On January 1, 2018, Israel’s Population, Immigration and Borders Authority (PIBA) announced that the state would indefinitely detain thousands of Eritrean and Sudanese nationals—legally referred to as “infiltrators”—if they refuse to leave for Rwanda or Uganda by March 31, 2018. While Israel is offering a seemingly generous package meant to incentivize voluntary departure, the blatant threat to foreign nationals contravenes both domestic court orders and international obligations under the 1951 Refugee Convention and the International Covenant on Civil and Political Rights (ICCPR).
Under Israel’s 1954 Law on the Prevention of Infiltration, an “infiltrator” is anyone who enters Israel through an unrecognized border point of entry. Sudanese and Eritreans represent the largest group of “infiltrators,” with over 50,000 streaming in through Egypt between 2006 and 2013, until a fence was erected meant to thwart illegal entry. The latest estimates from September 2017 indicate that there are roughly 38,000 persons currently identified as “infiltrators” in Israel, many of whom registered with the United Nations High Commissioner for Refugees (UNHCR) as asylum-seekers. However, the path to asylum in Israel is virtually impossible.
Israel’s legal basis for detaining asylum-seekers and refugees stems from its 1952 Law of Entry into Israel, which asserts that those deemed eligible for deportation may be detained beyond two months if they have been uncooperative and have delayed their deportation. With almost 38,000 persons currently detained and the March 31, 2018 deadline rapidly approaching, Israel will face a humanitarian crisis directly caused by the state’s refusal to consider Eritreans and Sudanese as eligible for political asylum. Shockingly, fewer than 1% of asylum applicants are recognized as refugees in Israel, compared with acceptance rates in the European Union of over 90% for Eritreans and 60% for Sudanese.
Israel’s January 1 announcement is unfortunately just one example of many in recent years of its policy towards asylum-seekers and refugees. As recently as September 2014, Israel’s High Court of Justice intervened to close the Holot Residency Center, where thousands of migrants and asylum-seekers were held under the pretense of it being an “open” facility. In reality, persons detained at the facility were required to show up three times each day for “head counts,” the facility was located far from any major towns or cities, and persons at the facility were required to be inside by 10 pm. “Let us not allow the name – ‘open facility’ – to lead us astray,” said the Court in its ruling. The Court found the government was breaching Israel’s Basic Laws. “Every person, by virtue of being a person, has a right to human dignity…and infiltrators are people.”

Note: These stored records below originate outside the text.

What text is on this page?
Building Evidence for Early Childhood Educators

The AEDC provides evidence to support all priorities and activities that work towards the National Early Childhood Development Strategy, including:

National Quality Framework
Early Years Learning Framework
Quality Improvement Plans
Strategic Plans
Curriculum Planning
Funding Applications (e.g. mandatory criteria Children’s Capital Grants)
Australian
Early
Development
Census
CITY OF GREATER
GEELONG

According to the government, the matter is complicated because Israel cannot deport refugees home due to human rights abuses in Eritrea and because Israel has no diplomatic relations with Sudan (Sudan criminalizes visits to Israel by up to 10 years). This is seemingly an indication that Israel is abiding by its international obligations under the Convention Against Torture. The principal of non-refoulement under Article 3 prohibits the deportation of persons to countries where there is a credible fear that they will be tortured in that country or with the government’s acquiescence. Yet Israel’s push for the Eritreans and Sudanese to leave for Uganda or Rwanda is seemingly infeasible. Currently, Rwanda and Uganda only accept people who voluntarily agree to leave Israel, leaving unanswered if these countries would accept persons deported against their will.
As a party to the 1951 Refugee Convention, its 1967 Protocol, and the International Covenant on Civil and Political Rights, Israel must discontinue its practice of arbitrarily penalizing or detaining persons seeking refugee status for irregular entry or presence. The country’s treatment of asylum-seekers ignores the reality that for many Eritreans and Sudanese, they are not in a position to comply with the “legal formalities” of entry as they lack necessary documentation due to the “urgency of their departure.” Israel must take into account and consider the fear and desperation felt by those who choose to flee, choose to treat them humanely rather than as infiltrators, and to truly consider their asylum applications. As Israel’s own High Court of Justice said in 2014, “infiltrators do not lose one ounce of their right to human dignity just because they reached the country in this way or another.”